Debate in this country is seriously lacking, and part of the problem is the derision we cast towards the very nature of debate itself. Having a conversation with someone you disagree with used to be a wonderful thing until people stopped communicating and just went to “win” arguments with people they disagree with. When that happens, we stop listening to what other people have to say and hope to keep talking long enough to exhaust the other guy so that we’re all that other people hear.

A few years ago, I was lucky enough to hear a debate between a very good collegiate team from Ireland against one of our top teams in the United States, and what was so interesting about the debate was that the issue was about immigration, and in the beginning, it appeared the Irish team was at a disadvantage because the conversation was one that was dominating the US market. But what happened was that the Irish team brought up arguments and evidence that people in the United States rarely, if ever, get to hear, and it was as if we were hearing about immigration for the very first time, even though we hear it practically every time there is an election in the United States. During this one hour or so debate, it was unique, different and overwhelming.
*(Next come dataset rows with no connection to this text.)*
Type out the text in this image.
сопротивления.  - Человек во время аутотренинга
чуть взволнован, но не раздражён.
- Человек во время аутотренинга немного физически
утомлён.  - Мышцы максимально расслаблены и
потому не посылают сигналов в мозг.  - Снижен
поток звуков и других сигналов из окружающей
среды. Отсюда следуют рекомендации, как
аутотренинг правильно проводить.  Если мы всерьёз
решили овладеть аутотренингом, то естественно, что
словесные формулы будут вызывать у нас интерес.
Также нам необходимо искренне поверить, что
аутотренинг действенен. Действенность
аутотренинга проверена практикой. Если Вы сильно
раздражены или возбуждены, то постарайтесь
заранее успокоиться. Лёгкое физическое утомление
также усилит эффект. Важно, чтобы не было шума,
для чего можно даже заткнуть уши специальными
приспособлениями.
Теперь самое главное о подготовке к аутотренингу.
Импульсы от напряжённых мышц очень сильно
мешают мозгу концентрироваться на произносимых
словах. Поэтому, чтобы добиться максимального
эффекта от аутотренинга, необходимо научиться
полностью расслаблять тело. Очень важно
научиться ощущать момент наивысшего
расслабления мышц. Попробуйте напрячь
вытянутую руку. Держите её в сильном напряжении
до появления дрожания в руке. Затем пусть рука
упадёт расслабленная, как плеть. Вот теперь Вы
Unfortunately, we don’t partake in such exchanges like that very often. Instead, we remain with tunnel vision and pretend we know all of the facts because we’ve been convincing ourselves that we’ve heard it all before and compartmentalize any opposition before we actually even hear the first opposing word.

There’s not enough debate in this country as it is, and the very little there is remains locked up in despair because people have already decided what is and is not “debate”. So, like the whole Crucial Conversations joke of an educational module, we are doomed to treat debate as opposition to good conversation, leaving us in a state of rarely ever learning anything new. And that is truly sad.